Health Risks Rise as Parents Reject Shots

BALTIMORE, March 21 (UPI) — Health officials and physicians in California say they’re concerned about the growing number of school-age children being exempt from being vaccinated.All states allow medical exemptions, and most permit religious exemptions. However, an increasing number of the vaccine exemptions fall into another category — parents objecting to inoculations because of personal beliefs, usually tied to an unproven premise that vaccines are linked to autism and other disorders, The New York Times reported.

Twenty states allow some type of personal exemption, Johns Hopkins University reported.

“I saw medical studies, not given to use by the mainstream media, connecting them with neurological disorders, asthma and immunology,” said Sybil Carlson, of San Diego, whose 6-year-old son is immunized against some diseases but not measles.

She said she knew she was putting other children at risk.

In 1991, less than 1 percent of children in personal-belief exemption states weren’t vaccinated based on the exemption, said Saad Omer, an assistant scientist at the Johns Hopkins Bloomberg School of Public Health. By 2004, the figure rose to 2.54 percent.

“If you have clusters of exemptions, you increase the risk of exposing everyone in the community,” Omer said.
Source:  UPI.

Parents are refusing to vaccinate their children based on advice from nonmedical people about their children’s health.   Seems awfully risky to me.

How common is measles in the United States?
Before the vaccine was licensed in 1963, there were an estimated 3-4 million cases each year.
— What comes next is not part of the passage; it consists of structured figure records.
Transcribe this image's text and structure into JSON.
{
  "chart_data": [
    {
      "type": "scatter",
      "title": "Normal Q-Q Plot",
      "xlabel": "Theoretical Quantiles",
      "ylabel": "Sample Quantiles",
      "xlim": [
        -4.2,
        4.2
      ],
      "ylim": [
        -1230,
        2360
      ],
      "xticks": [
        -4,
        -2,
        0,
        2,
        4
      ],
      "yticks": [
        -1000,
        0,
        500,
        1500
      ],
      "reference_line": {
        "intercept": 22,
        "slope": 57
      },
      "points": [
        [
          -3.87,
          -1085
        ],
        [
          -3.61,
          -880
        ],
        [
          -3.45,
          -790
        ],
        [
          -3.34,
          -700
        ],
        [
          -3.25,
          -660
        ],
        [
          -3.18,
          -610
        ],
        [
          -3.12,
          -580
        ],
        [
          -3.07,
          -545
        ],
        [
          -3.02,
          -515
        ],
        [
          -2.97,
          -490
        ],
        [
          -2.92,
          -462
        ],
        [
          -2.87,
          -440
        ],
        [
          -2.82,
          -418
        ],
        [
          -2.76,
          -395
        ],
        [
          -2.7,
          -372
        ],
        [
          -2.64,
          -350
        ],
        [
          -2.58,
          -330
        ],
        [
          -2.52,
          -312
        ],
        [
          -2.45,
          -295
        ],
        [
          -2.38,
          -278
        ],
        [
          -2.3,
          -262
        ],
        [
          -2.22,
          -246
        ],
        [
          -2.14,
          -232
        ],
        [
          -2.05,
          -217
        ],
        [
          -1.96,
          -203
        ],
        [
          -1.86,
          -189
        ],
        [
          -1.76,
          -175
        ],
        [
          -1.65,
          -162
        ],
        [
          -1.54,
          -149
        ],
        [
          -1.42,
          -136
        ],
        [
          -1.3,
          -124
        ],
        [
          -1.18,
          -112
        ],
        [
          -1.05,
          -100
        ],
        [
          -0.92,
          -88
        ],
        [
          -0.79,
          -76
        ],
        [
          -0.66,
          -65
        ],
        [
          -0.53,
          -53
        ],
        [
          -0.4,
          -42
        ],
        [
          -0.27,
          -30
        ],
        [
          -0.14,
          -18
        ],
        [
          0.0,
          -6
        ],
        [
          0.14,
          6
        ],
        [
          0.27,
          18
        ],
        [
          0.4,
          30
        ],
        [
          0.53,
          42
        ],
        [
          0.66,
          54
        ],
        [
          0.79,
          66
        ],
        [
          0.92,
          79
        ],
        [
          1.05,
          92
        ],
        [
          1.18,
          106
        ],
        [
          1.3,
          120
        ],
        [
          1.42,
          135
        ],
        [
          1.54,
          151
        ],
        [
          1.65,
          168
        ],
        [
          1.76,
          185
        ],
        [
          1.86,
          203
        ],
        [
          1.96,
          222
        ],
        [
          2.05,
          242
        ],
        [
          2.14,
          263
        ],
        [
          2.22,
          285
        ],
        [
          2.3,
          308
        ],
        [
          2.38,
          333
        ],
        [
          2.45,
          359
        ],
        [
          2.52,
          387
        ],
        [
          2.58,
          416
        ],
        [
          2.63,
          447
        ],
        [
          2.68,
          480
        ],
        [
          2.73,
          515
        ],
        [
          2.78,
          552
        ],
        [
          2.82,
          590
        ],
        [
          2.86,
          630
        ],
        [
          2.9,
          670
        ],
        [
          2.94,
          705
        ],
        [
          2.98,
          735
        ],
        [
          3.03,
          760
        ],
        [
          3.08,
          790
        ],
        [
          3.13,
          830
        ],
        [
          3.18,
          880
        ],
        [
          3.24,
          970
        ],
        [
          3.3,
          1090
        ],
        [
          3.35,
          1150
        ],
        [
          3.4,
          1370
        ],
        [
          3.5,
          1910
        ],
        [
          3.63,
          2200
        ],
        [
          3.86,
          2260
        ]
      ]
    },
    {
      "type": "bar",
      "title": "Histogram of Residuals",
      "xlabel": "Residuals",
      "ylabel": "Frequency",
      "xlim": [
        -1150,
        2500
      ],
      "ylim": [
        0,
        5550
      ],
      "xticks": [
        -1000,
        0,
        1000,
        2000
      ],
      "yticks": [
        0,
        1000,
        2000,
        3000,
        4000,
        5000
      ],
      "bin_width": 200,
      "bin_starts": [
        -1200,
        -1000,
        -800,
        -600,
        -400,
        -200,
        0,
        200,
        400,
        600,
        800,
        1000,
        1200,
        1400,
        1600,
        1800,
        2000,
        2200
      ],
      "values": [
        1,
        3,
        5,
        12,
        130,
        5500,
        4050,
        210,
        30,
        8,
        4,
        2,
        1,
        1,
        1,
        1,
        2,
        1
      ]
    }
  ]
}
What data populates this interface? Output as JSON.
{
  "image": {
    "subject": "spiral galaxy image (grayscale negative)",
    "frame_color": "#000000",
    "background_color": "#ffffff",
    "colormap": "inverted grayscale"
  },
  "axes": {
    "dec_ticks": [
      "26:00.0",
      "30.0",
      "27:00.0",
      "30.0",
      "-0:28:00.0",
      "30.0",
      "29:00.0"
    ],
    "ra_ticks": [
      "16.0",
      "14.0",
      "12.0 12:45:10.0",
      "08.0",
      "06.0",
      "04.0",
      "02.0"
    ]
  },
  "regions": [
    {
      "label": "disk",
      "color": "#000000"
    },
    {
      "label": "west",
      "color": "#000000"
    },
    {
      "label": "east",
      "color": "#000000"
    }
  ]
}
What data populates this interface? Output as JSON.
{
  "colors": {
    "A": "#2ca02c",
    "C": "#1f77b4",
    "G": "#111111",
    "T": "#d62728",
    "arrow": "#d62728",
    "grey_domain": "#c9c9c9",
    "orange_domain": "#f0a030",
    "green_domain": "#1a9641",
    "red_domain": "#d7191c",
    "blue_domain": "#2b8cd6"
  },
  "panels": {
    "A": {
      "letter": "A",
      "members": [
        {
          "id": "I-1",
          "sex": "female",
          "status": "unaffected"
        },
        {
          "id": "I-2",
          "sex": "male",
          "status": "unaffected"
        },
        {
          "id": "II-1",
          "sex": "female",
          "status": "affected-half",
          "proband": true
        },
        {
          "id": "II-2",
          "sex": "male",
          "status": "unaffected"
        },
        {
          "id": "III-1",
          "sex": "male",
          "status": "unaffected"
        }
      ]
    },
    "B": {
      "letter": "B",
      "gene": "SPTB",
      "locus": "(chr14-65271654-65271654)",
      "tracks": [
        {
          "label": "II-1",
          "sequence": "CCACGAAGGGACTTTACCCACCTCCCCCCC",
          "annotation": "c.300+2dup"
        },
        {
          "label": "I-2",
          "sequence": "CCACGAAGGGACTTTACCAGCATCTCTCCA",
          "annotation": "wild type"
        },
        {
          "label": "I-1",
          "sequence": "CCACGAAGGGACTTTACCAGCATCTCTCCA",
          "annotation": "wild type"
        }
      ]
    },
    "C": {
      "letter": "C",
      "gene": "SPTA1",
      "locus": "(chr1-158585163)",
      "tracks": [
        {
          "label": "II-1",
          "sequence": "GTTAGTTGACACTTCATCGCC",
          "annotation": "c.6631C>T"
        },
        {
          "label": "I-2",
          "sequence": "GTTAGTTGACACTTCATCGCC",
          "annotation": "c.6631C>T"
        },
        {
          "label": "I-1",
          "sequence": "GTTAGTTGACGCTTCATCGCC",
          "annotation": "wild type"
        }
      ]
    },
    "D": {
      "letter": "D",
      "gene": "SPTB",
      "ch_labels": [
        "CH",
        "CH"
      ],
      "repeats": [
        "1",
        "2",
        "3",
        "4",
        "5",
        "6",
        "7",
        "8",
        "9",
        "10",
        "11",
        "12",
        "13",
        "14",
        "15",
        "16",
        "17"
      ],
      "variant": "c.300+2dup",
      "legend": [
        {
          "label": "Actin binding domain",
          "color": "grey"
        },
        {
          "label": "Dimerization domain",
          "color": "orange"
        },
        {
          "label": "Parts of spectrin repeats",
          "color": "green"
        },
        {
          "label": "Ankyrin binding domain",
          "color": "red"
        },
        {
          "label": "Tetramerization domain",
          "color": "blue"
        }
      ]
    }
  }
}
In the years following 1963, the number of measles cases dropped dramatically, with only 1,497 cases in 1983, the lowest annual total reported up to that time.

A measles epidemic occurred in the U.S. from large outbreaks in many cities. From 1989 to 1991, 55,622 cases were reported with a total of 123 measles-associated deaths. Half of the cases and deaths were in children younger than five years of age. The most important cause of this epidemic was low vaccination rates among preschool-age children.

Due to extensive vaccination efforts, the number of reported measles cases fell during the 1990s. Only 37 cases were reported in 2004. It appears that measles transmission in the United States has been interrupted. However, measles is still common in many other countries in the world and can easily be imported, so continued vaccination against the disease is still important.

55,622 cases of measles from an outbreak in the United States in the recent past with 123 deaths gives a death rate of 1 out of every 452 that was infected.   I’ve read some of the anti-vaccine propaganda out there and consider it nonsense on the level of the 9/11 conspiracy.